Awareness, non-mandatory GMO labels, changes c

ITHACA, NY — Six years ago, the state of Vermont passed what turned out to be a short-lived law requiring the disclosure of genetically modified organisms, or GMOs, on all food products. The effect of this law? A collective shrug.

That doesn’t mean people don’t care about the presence of GMO ingredients in their diets, according to a new study from Cornell. Although the mandatory labeling law did not change consumer buying habits, the researchers found that the increased consumer awareness caused by the legislation, coupled with existing non-GMO labeling, did in fact change The preferences.

“For consumers who care about this non-GMO attribute, they already have a relevant information signal available in the form of the non-GMO label,” said Jura Liaukonyte, Dake Family Associate Professor at the Charles H. Dyson School of Applied. Economics and Management.

“That’s when change happens,” Liaukonyte said, “and that change is triggered by increased awareness through these legislative conversations.”

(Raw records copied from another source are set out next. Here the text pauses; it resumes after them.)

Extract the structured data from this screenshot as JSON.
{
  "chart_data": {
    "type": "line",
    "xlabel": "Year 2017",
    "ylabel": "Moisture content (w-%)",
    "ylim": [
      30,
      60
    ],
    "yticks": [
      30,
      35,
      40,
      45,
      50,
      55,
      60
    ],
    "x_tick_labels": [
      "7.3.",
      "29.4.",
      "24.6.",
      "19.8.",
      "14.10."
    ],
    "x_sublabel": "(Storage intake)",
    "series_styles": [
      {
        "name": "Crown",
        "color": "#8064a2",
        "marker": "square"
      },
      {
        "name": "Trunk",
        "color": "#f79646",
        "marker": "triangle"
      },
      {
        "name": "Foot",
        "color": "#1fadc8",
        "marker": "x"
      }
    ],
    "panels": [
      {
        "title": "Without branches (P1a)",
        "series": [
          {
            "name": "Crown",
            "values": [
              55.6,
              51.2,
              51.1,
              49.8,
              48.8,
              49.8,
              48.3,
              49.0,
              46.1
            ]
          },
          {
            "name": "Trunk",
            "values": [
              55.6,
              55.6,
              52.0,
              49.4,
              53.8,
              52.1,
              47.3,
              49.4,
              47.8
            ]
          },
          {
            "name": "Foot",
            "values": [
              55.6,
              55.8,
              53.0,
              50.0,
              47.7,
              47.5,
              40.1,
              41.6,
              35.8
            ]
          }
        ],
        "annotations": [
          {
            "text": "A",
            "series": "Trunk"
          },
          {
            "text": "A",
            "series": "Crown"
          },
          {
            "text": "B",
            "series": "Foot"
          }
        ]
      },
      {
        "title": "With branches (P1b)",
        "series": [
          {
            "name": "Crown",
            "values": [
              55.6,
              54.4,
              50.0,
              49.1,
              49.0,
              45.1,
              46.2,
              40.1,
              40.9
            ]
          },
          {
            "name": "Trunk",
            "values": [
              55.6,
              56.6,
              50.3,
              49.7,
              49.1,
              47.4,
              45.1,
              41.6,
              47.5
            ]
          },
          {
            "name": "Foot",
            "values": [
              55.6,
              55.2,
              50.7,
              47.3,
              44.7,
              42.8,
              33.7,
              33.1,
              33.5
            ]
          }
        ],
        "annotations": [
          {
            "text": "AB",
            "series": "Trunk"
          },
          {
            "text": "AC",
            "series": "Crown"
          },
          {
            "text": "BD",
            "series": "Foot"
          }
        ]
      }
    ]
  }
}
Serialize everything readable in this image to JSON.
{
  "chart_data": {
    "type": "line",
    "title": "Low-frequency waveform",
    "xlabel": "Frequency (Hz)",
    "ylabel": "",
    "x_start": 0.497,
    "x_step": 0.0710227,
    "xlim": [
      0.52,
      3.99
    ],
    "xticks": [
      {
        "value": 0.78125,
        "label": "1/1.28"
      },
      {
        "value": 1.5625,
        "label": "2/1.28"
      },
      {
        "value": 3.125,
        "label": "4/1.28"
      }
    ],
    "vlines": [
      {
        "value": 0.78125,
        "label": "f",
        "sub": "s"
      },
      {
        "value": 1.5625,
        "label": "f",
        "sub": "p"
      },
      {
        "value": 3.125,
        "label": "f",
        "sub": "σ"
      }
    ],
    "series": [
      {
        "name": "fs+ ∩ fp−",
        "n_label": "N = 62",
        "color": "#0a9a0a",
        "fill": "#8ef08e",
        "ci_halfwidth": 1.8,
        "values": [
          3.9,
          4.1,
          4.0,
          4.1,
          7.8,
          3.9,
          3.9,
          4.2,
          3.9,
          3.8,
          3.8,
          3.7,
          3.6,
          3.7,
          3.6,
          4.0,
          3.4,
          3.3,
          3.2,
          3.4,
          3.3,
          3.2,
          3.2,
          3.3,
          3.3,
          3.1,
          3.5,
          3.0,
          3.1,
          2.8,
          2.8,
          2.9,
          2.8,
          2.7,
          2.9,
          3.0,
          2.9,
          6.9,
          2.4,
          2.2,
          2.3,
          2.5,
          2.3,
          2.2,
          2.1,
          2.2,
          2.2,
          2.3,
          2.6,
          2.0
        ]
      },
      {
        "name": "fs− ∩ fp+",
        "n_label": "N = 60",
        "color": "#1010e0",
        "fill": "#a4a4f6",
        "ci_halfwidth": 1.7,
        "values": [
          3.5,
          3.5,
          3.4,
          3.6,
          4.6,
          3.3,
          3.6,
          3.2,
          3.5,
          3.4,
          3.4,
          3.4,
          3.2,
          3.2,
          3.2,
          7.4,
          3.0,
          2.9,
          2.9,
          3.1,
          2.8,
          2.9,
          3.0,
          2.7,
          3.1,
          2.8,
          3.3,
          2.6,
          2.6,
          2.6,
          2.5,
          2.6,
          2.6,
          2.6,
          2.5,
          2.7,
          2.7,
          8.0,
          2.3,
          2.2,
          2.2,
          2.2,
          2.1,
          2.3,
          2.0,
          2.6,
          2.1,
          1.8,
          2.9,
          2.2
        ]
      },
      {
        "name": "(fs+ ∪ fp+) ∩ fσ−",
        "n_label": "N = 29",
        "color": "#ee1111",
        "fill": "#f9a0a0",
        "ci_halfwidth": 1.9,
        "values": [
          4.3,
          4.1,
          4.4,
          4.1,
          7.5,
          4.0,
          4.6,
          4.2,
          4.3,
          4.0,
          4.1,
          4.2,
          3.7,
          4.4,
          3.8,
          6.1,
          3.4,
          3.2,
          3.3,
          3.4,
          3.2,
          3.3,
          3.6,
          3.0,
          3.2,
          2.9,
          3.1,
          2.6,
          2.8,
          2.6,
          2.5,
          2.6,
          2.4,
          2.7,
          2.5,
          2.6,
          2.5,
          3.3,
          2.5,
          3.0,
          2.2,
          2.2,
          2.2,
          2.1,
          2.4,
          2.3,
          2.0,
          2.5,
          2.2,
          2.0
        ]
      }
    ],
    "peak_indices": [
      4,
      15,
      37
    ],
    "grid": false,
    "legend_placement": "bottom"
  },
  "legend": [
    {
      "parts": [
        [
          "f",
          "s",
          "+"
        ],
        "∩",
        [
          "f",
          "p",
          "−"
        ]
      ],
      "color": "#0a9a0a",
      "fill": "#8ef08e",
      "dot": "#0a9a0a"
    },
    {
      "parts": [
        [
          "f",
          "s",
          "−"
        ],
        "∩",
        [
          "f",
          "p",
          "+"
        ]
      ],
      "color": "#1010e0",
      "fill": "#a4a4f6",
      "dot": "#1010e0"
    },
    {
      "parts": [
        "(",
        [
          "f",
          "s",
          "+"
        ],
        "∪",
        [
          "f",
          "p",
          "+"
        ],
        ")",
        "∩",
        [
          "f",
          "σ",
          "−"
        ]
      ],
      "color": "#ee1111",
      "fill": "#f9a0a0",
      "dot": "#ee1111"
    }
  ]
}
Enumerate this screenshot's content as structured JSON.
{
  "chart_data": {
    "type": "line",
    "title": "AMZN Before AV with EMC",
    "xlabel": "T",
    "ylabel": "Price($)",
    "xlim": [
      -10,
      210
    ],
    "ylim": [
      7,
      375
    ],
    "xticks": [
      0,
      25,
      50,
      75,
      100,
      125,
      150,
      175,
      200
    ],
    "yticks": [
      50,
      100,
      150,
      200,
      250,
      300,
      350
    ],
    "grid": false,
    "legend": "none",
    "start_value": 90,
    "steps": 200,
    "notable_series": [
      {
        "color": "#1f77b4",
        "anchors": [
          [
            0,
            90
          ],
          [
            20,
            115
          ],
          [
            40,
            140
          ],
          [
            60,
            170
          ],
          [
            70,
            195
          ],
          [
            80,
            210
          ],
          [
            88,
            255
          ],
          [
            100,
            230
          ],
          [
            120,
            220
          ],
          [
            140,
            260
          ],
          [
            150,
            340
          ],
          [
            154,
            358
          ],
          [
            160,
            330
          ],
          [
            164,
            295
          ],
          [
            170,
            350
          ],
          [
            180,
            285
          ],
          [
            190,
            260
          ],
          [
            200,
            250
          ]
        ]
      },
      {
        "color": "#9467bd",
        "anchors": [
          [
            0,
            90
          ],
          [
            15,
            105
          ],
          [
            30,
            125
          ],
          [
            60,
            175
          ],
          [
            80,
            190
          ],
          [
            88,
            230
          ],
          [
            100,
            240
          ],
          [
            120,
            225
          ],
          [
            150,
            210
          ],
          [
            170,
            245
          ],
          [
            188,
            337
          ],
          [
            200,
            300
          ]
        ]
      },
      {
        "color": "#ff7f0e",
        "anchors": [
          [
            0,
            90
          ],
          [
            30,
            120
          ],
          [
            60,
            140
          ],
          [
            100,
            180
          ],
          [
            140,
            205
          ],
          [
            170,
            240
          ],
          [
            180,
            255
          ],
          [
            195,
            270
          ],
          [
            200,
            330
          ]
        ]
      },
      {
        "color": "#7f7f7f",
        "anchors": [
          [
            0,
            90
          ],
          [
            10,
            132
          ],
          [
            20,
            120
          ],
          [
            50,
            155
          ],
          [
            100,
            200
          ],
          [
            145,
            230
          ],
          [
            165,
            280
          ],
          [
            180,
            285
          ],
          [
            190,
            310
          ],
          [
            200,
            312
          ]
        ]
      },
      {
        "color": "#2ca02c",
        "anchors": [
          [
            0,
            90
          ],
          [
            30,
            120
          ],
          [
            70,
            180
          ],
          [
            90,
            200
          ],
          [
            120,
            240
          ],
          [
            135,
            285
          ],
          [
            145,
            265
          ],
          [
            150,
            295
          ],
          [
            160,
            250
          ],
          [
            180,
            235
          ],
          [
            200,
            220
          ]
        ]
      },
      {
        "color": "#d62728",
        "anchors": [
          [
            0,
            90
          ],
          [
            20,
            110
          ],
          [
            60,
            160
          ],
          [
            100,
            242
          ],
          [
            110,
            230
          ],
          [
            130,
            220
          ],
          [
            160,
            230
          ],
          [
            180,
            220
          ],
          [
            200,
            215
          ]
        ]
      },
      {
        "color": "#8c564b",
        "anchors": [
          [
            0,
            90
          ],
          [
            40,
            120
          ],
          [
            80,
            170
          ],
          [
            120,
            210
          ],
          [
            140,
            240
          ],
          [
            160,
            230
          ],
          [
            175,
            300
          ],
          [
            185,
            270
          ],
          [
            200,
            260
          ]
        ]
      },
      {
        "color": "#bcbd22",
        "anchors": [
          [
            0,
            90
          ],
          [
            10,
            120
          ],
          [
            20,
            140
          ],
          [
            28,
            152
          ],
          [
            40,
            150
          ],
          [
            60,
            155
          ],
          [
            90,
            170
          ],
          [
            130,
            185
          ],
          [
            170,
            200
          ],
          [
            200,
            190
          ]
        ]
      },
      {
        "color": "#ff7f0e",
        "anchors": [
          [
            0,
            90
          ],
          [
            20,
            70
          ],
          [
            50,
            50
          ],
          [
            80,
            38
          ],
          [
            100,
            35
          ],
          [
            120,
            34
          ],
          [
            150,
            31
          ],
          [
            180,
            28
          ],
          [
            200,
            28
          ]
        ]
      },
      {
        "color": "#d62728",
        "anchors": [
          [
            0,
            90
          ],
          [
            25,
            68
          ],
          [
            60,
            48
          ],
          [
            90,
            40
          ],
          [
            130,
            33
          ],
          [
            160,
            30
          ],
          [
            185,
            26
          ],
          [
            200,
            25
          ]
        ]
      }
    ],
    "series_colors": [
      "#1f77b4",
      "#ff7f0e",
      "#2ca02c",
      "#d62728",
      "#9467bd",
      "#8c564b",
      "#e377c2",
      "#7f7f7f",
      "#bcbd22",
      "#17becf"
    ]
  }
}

“GMO and non-GMO labeling effects: evidence from a near-natural experience,” published Aug. 29 in Marketing science. Liaukonyte’s co-authors were Aaron Adalja, assistant professor of food and beverage management at the Cornell Peter and Stephanie Nolan School of Hotel Administration; Emily Wang of the University of Massachusetts, Amherst; and Xinrong Zhu of Imperial College Business School. Both Dyson and the Nolan School are part of Cornell SC Johnson College of Business.

The group’s main conclusion: an increase in consumer awareness of GMO-related topics – even in states that ultimately did not pass GMO labeling laws – is linked to an increase in demand for GMO-free products. GMOs. And this difference can be quantified: they found that 36% of adoption of new non-GMO products can be explained by differences in consumer awareness related to legislative activity.

“What’s really interesting is how the legislative activity essentially generates consumer awareness,” Adalja said. “In the paper, we distinguish this ‘indirect awareness effect’ from the direct effect of labelling, and we show that indirect awareness – in this case, the labeling legislation discussed in the media – is really the main mechanism by which we find consumer preferences are changing.

Over the past three decades, the labeling of GMOs has become an increasingly important topic of public and political debate. The article cites a 2016 National Academy of Sciences report finding no scientific evidence that GMO foods are less healthy or safe than non-GMO products; however, on January 1, 2022, the United States imposed disclosure labels on all foods containing GMOs.

The GMO controversy has sparked several state-level labeling initiatives over the years, but Vermont was the only state to successfully pass and implement a labeling law. The law went into effect July 1, 2016, but was quickly overtaken by the National Bioengineering Food Disclosure Standard, signed into law by President Barack Obama on July 29, 2016.

For their study, the researchers analyzed the labeling of GMOs in three steps. They first examined the relationship between the adoption rate of newly introduced non-GMO products and consumer awareness at the time of introduction. These products are identified by the “Non-GMO Project Verified” label, a certification from the third-party non-profit organization Non-GMO Project, used since 2010.

Next, they analyzed the natural experimentation condition created in the run-up to Vermont’s passage of its GMO labeling law in 2016, to assess the relationship between product demand and the information available through field efforts related to legislation. The increase in demand linked to increased awareness was significant, the authors found.

And finally, the authors investigated whether the actual passage of the Vermont law—of GMO labels appearing on store shelves—led to additional demand for non-GMO or GMO products. He does not have.

Previous studies, conducted via questionnaires or in the lab, indicated that GMO labeling would cause wide swings in consumer preferences, but the Cornell researchers’ study in the field found a more subtle change.

“It is difficult to estimate in the laboratory the complexity of the real market with its many coexisting information signals,” Liaukonyte said.

Adalja said the role of legislative discussion around GMO labeling — even in states that ultimately did not pass labeling laws — was compelling.

“This has important implications,” he said. “This is another mechanism that lawmakers need to consider when designing and debating policies aimed at altering consumer preferences.”

They also suggest that voluntary GMO-free labels – which have become more common over the past twelve years – may have provided a sufficient disclosure mechanism even without mandatory GMO labelling.